Gobierno indirecto

por Erich Luna

(Continuación del post anterior)

Las organizaciones tribales tienen segmentos que mantienen la paz y limitan el poder. Pocos jefes tribales (o “Gran hombre”) tienen el poder y la autoridad para ser tiránicos con los miembros de dichos grupos. Muchas sociedades tribales, recuerda Fukuyama, muchas veces son bastante igualitarias y tienen reglas claras sobre la regulación del comportamiento de las personas, así como métodos para hacer cumplir dichas reglas. Los casos de violencia y crueldad en África asociados a casos como los de Somalia o Sierra Leona en la década de 1990 se alejan de dichas estructuras. De ahí que para Fukuyama dichos casos sean mejor comprendidos no apelando a algo tradicional o sumamente antiguo. En lugar de ello es fructífero entender dichos resultados como estando íntimamente vinculados al colonialismo. Es la historia del colonialismo europeo la que incluye brutalidad sistemática hacia las poblaciones indígenas. La principal herencia del legado colonial aquí son Estados débiles sin capacidad para poder ejercer autoridad sobre la población de gobiernan. El vacío de dicha debilidad estatal no fue, para Fukuyama, algo llenado por prácticas tradicionales o ancestrales. Todo lo contrario: dicho espacio fue ocupado por una generación que se organizó para sacar ventaja de la economía global explotando recursos naturales. Es cierto que dichos Estados pueden ser violentos las más de las veces, luego de las independencias, pero (para usar las útiles expresiones de Michael Mann) dicho poder “despótico” es muchísimo más fuerte que el poder “infraestructural” de los Estados europeos.

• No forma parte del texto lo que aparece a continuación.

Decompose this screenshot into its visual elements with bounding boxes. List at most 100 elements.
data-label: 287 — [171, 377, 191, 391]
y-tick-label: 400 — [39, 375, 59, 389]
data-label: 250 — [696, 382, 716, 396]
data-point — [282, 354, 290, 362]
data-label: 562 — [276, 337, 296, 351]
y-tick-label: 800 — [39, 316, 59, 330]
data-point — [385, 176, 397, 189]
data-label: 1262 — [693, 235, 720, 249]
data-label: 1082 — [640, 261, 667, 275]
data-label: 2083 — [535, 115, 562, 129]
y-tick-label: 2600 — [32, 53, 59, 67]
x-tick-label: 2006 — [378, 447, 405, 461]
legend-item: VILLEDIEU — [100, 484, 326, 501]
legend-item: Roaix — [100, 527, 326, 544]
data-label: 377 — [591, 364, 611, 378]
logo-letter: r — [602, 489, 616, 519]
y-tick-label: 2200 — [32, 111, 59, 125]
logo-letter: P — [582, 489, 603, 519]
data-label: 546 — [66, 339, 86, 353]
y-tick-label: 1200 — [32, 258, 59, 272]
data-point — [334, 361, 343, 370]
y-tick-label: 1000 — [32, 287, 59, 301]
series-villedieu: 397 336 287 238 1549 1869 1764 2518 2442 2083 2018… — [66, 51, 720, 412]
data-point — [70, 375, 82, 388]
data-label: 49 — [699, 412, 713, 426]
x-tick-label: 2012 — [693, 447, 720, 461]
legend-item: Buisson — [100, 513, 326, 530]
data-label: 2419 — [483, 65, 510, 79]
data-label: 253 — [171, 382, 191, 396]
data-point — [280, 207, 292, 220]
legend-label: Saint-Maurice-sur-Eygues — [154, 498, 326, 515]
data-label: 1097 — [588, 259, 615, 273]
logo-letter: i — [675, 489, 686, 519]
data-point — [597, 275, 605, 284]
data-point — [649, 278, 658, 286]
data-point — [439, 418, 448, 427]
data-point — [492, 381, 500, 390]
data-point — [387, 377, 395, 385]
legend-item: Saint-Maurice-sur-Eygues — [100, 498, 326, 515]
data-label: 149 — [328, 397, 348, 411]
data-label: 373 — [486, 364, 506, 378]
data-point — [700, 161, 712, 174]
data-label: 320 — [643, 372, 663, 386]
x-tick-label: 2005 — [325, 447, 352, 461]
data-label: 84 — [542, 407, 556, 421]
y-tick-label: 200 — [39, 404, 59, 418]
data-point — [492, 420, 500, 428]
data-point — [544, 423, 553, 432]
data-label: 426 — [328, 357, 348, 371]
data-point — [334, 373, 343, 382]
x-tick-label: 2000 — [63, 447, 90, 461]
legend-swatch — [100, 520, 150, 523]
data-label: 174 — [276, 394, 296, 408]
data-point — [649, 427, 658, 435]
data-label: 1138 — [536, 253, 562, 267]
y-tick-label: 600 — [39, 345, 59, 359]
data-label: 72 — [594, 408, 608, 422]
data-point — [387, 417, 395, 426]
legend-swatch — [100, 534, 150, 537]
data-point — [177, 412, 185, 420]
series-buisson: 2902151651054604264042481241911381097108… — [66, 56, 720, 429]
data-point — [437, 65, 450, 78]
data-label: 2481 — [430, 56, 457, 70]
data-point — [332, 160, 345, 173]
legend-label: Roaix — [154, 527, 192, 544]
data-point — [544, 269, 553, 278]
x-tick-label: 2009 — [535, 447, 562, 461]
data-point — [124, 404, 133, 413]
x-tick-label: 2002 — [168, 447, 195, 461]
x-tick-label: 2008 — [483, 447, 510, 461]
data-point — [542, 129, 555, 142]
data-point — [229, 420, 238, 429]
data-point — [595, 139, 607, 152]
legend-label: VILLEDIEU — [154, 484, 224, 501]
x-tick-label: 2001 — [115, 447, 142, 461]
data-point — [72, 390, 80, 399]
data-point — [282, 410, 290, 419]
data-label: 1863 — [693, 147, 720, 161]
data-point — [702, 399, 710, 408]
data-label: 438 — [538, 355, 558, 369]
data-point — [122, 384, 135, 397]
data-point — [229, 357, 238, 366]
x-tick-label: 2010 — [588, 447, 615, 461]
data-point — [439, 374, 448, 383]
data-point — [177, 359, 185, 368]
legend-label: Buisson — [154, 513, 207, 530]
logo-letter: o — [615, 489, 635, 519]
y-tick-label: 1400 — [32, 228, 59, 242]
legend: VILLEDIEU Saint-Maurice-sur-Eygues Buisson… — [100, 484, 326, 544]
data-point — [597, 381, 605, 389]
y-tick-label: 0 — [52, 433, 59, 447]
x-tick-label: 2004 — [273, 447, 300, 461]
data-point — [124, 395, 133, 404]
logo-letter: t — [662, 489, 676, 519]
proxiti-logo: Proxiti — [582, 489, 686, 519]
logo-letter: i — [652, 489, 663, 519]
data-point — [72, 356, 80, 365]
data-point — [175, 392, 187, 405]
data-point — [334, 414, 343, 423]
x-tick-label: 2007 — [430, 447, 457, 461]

Lo que instituyó la colonial, y cuyo legado fue una severa debilidad estatal que se ve hasta hoy, se llevó a cabo a través del gobierno indirecto. Lo que hicieron los colonizadores (como el inglés Lugard) fue dejar a la administración en manos de jefes locales elegidos por los ingleses (eran jefes que respondían en última instancia a los ingleses). La idea básica era que dichos jefes locales podrían gobernar bajo sus propias tradiciones y costumbres (lo que algunos llamaban “leyes nativas”), con lo que el costo institucional de la colonia disminuía sustantivamente, pudiendo ser el proceso mucho más eficiente. La búsqueda de estas fuentes fue un incentivo para que la colonización impulsara a la antropología como disciplina, como en los casos de Meek y Evans-Pritchard. Lo que sucedió fue que en muchas regiones los colonizadores no pudieron encontrar a dichos jefes tribales y tuvieron que crearlos. El prejuicio era que todo africano pertenecía a una tribu y con eso lo que terminaron haciendo fue crear tribus donde estas no existían (el estilo de los franceses de gobernar directamente tampoco produjo un resultado muy diferente, su aproximación fue mucho más generalista y liderada por la burguesía, lo cual tampoco pudo funcionar por razones opuestas).

En lugar de modernizar las relaciones sociales, el espíritu del gobierno indirecto era el de congelarlas bajo una imaginada configuración de relaciones de poder. Y como los colonizadores europeos necesitaban de autoridad muchas veces inexistente para poder comprar la tierra, los jefes locales sirvieron (como si fuesen señores feudales) a este proceso donde una autoridad podía alinear propiedad comunal. Otra razón clave de estos jefes, de acuerdo a Fukuyama, fue que también podían servir para cobrar impuestos (con armamento moderno y el apoyo coercitivo de los colonizadores). Fukuyama, siguiendo a Mamdani, concluye que el resultado fue que dichos jefes se volvieron mucho más autoritarios que el Rey Zulu. Podían expropiar tierra, cobrar impuestos, hacer leyes formales y castigar crímenes (una especie de micro sistema dictatoria a nivel local, sin frenos y contrapesos).